Александр ПОДВЫШЕННЫЙ, Национальный университет «Острожская академия»:

— Скажите, пожалуйста, кого из украинских писателей современности вы бы выдвинули на получение Нобелевской или Пулитцеровской премии? За что вообще стоит давать премии?

А.Л.: — Это сложный вопрос, потому что, как правило, премию получают люди, которые не просто очень хорошо пишут, а которые известны членам жюри. Идет речь о том, что у нас есть много писателей среднеевропейского уровня, но, к сожалению, у нас очень мало переводчиков, и потому очень четкая диспропорция. У нас есть традиционный путь украинских писателей на европейские рынки — начинается в Польше, потом его подхватывают немецкие издатели, и он уже становится известным в немецкоязычном пространстве.

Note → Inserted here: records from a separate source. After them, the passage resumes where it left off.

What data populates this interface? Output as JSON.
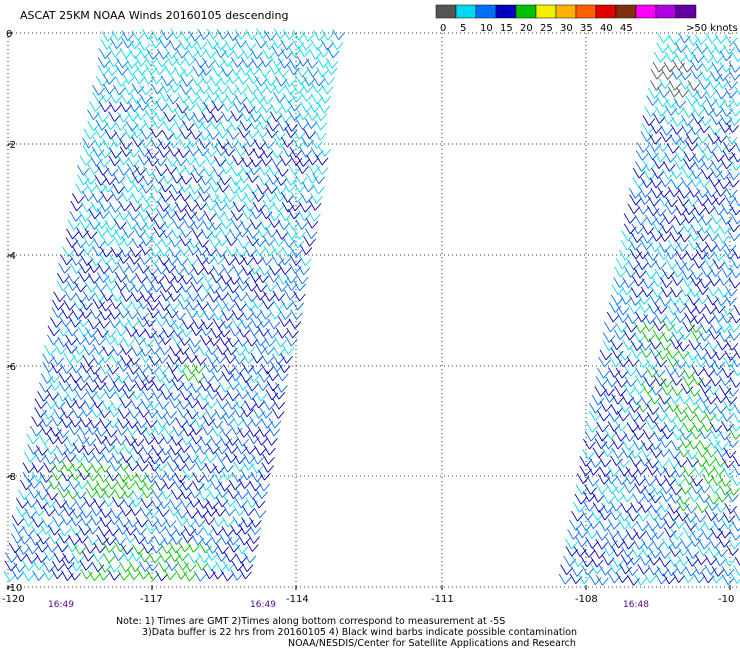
{
  "title": "ASCAT 25KM NOAA Winds 20160105 descending",
  "legend": {
    "unit_label": ">50 knots",
    "bins": [
      {
        "label": "0",
        "color": "#555555"
      },
      {
        "label": "5",
        "color": "#00d8f0"
      },
      {
        "label": "10",
        "color": "#0070ff"
      },
      {
        "label": "15",
        "color": "#0000c0"
      },
      {
        "label": "20",
        "color": "#00c000"
      },
      {
        "label": "25",
        "color": "#f0f000"
      },
      {
        "label": "30",
        "color": "#ffb000"
      },
      {
        "label": "35",
        "color": "#ff6000"
      },
      {
        "label": "40",
        "color": "#e00000"
      },
      {
        "label": "45",
        "color": "#803010"
      },
      {
        "label": "",
        "color": "#ff00ff"
      },
      {
        "label": "",
        "color": "#b000e0"
      },
      {
        "label": "",
        "color": "#6000a0"
      }
    ]
  },
  "axes": {
    "lat_labels": [
      "0",
      "-2",
      "-4",
      "-6",
      "-8",
      "-10"
    ],
    "lon_labels": [
      "-120",
      "-117",
      "-114",
      "-111",
      "-108",
      "-10"
    ]
  },
  "times": [
    "16:49",
    "16:49",
    "16:48"
  ],
  "notes": {
    "line1": "Note: 1) Times are GMT 2)Times along bottom correspond to measurement at -5S",
    "line2": "3)Data buffer is 22 hrs from 20160105 4) Black wind barbs indicate possible contamination",
    "credit": "NOAA/NESDIS/Center for Satellite Applications and Research"
  }
}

Три года тому назад я полетел на фестиваль в Бразилию, где нужно было перевести 10 стихотворений на португальский язык. Переводчика, который мог бы работать с поэзией, не нашлось. Был переводчик, который умеет работать с договором, мог перевести, скажем, инструкцию, но физически мы не нашли переводчика, который мог бы перевести стихотворения. Физически — за деньги.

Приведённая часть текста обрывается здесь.